The region also has been pummeled by the heaviest blizzards in recent memory. In the Czech Republic, blinding snow caused two massive car pile-ups today, involving some 100 vehicles. Entire communities in Bosnia and Italy are inaccessible due to heavy snowfall and electric-power outages. Officials estimate that more than 20,000 people remain isolated in hard-hit Romania, where more than a week of heavy snowfall has blocked roads and crippled the rail system. In Bulgaria, a combination of snowmelt and heavy rains caused a dam to burst, killing four people in a village downstream.

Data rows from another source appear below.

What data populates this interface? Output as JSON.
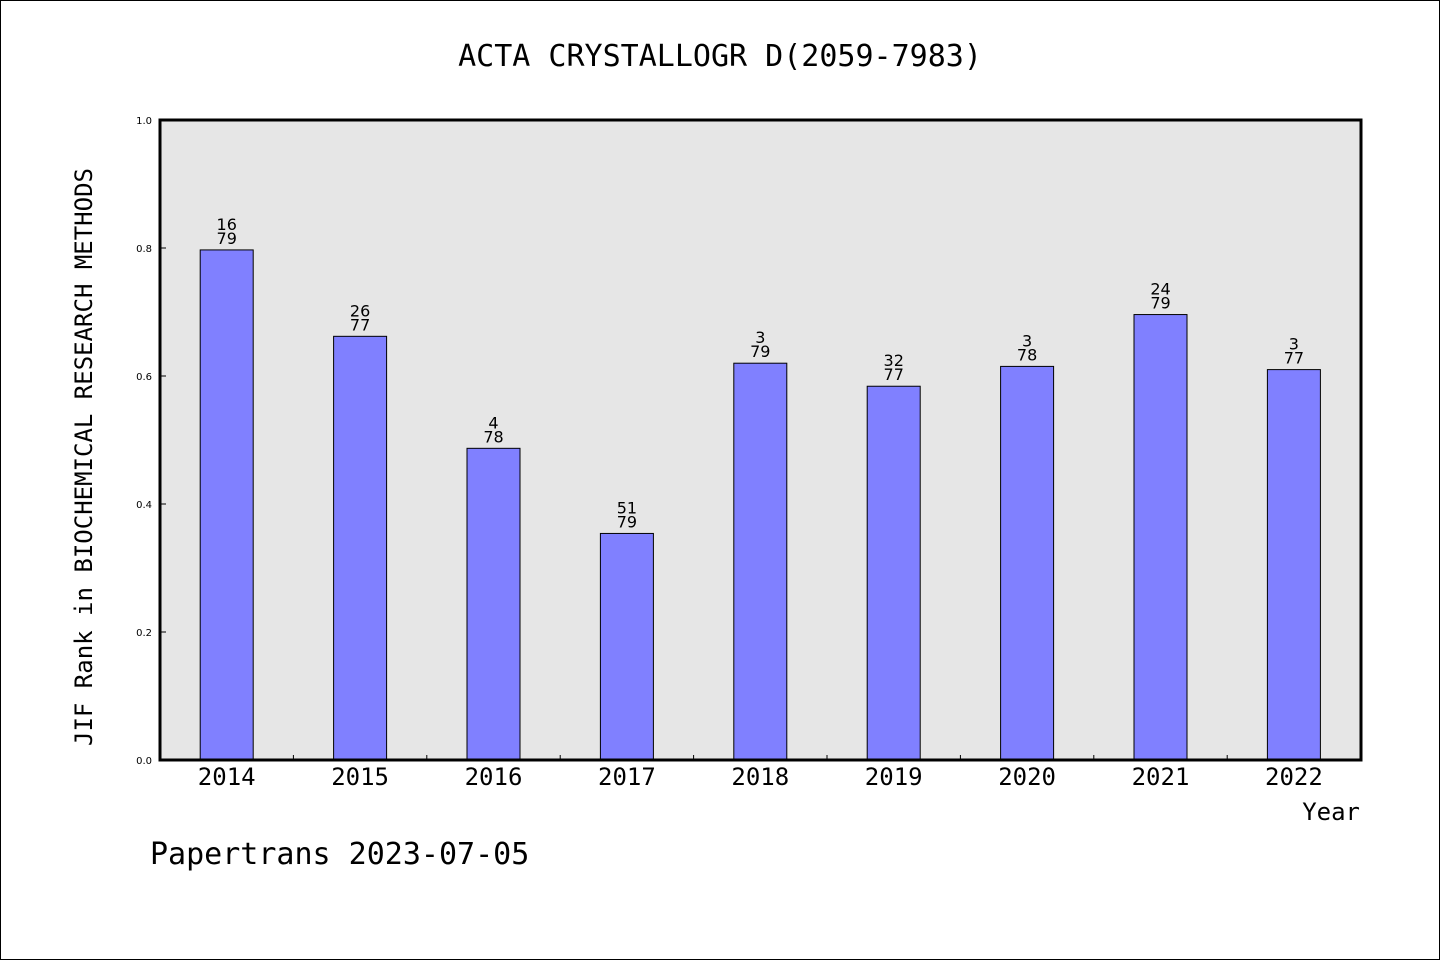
{
  "chart_data": {
    "type": "bar",
    "title": "ACTA CRYSTALLOGR D(2059-7983)",
    "xlabel": "Year",
    "ylabel": "JIF Rank in BIOCHEMICAL RESEARCH METHODS",
    "ylim": [
      0,
      1.0
    ],
    "yticks": [
      "0.0",
      "0.2",
      "0.4",
      "0.6",
      "0.8",
      "1.0"
    ],
    "categories": [
      "2014",
      "2015",
      "2016",
      "2017",
      "2018",
      "2019",
      "2020",
      "2021",
      "2022"
    ],
    "values": [
      0.797,
      0.662,
      0.487,
      0.354,
      0.62,
      0.584,
      0.615,
      0.696,
      0.61
    ],
    "rank_labels": [
      {
        "rank": "16",
        "total": "79"
      },
      {
        "rank": "26",
        "total": "77"
      },
      {
        "rank": "4",
        "total": "78"
      },
      {
        "rank": "51",
        "total": "79"
      },
      {
        "rank": "3",
        "total": "79"
      },
      {
        "rank": "32",
        "total": "77"
      },
      {
        "rank": "3",
        "total": "78"
      },
      {
        "rank": "24",
        "total": "79"
      },
      {
        "rank": "3",
        "total": "77"
      }
    ],
    "bar_color": "#8080ff",
    "plot_background": "#e6e6e6",
    "grid": false
  },
  "footer": "Papertrans 2023-07-05"
}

According to meteorologists (people who study the science of weather), the frigid air and snow in Eastern Europe is caused by differences in atmospheric pressure between the Arctic and mid-latitudes (the areas on Earth between the tropics and the polar regions). When air pressure over the Arctic is low and pressure over the mid-latitudes is high, prevailing winds confine extremely cold air to the Arctic. However, when air pressure over the Arctic rises in conjunction with falling air pressure at the mid-latitudes, Arctic air moves south, as it is doing now. Another factor, note meteorologists, is a very strong and persistent high-pressure area over Russia. Airflow around this high is transporting cold Siberian air west into Europe.